His bed was of the Murphy persuasion. Instead of shoving a chair and an end table out of the way to use it, they made do with the sofa. Still straddling him in the afterglow, her face on his shoulder, she asked, “Happier now?”
“Some ways, sure.” He patted her behind. “Others, not so much. The country’s still a mess.”
“What can you do about it?”
“I’ve been doing what I can-and look how far it’s got me,” he answered. “What happened today, that makes me want to go out in the streets and start throwing bombs at police stations. Then they’ll hang a treason rap on me, too.”
“I don’t think I’ll let you have your pants back,” Stella said seriously. “You can’t go out and throw bombs without pants.”
“You’re right. Somebody would arrest me.” Mike laughed. It was either laugh or push Stella off him and go pound his head against the wall. The noise from that would make the neighbors complain. Besides, Stella was far and away the best thing he had going for him, and she had been for a while.

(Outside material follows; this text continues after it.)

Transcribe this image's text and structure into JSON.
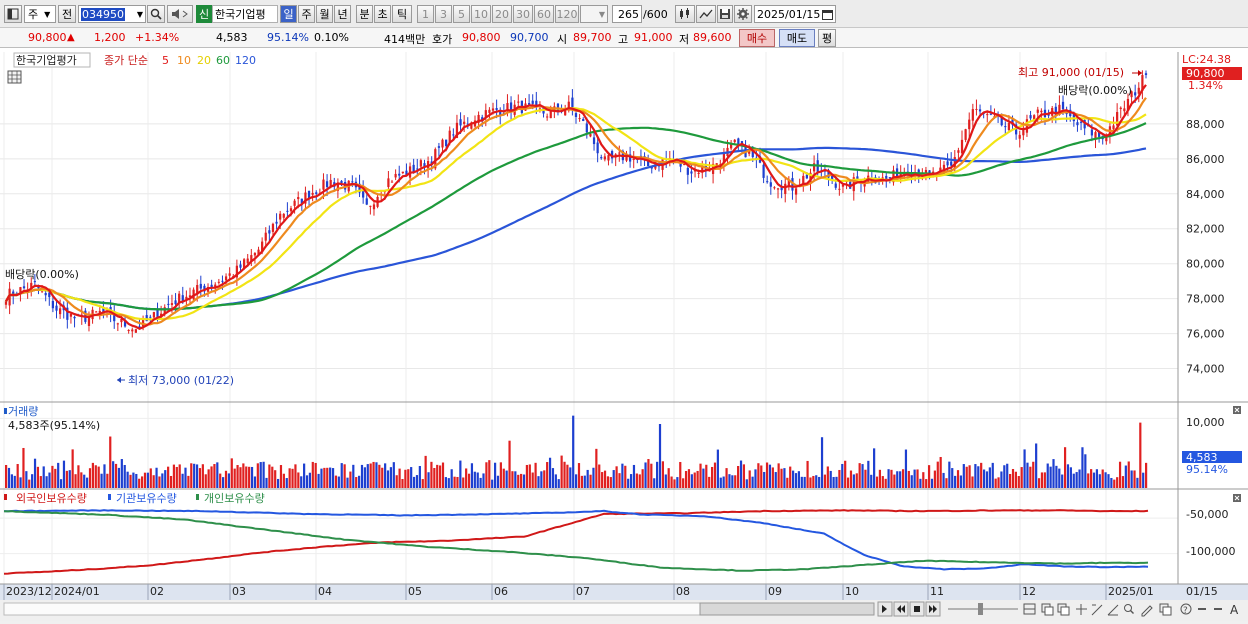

Wasn’t it about time he figured out what he needed to do about that? “Hon,” he said, “you want to marry me?”
Her eyes widened. “What brought that on?”
“A rush of brains to the head, I hope. Do you?”
“Sure,” she said. “My mother’s gonna fall over, you know. She was sure you wouldn’t ever ask me. She figured you were just using me to have fun. ‘He’s a man,’ she says, ‘and you know the only thing men want.’”
“I’ve never just used you to have fun, and that isn’t the only thing I want you for,” Mike said. Then he spoiled his foursquare stand for virtue by patting her again. “It’s pretty darn nice, though, isn’t it?”
“I wouldn’t be in this compromising position if I didn’t think so.”
“You didn’t compromise, sweetie. You cooperated. There’s a difference.”
“So what do we do once we tie the knot? Do we live happily ever after, like in the fairy tales?”
“We live as happily ever after as Joe Steele will let us,” Mike said. Stella poked him in the ribs. He supposed he deserved it, but he hadn’t been kidding even so.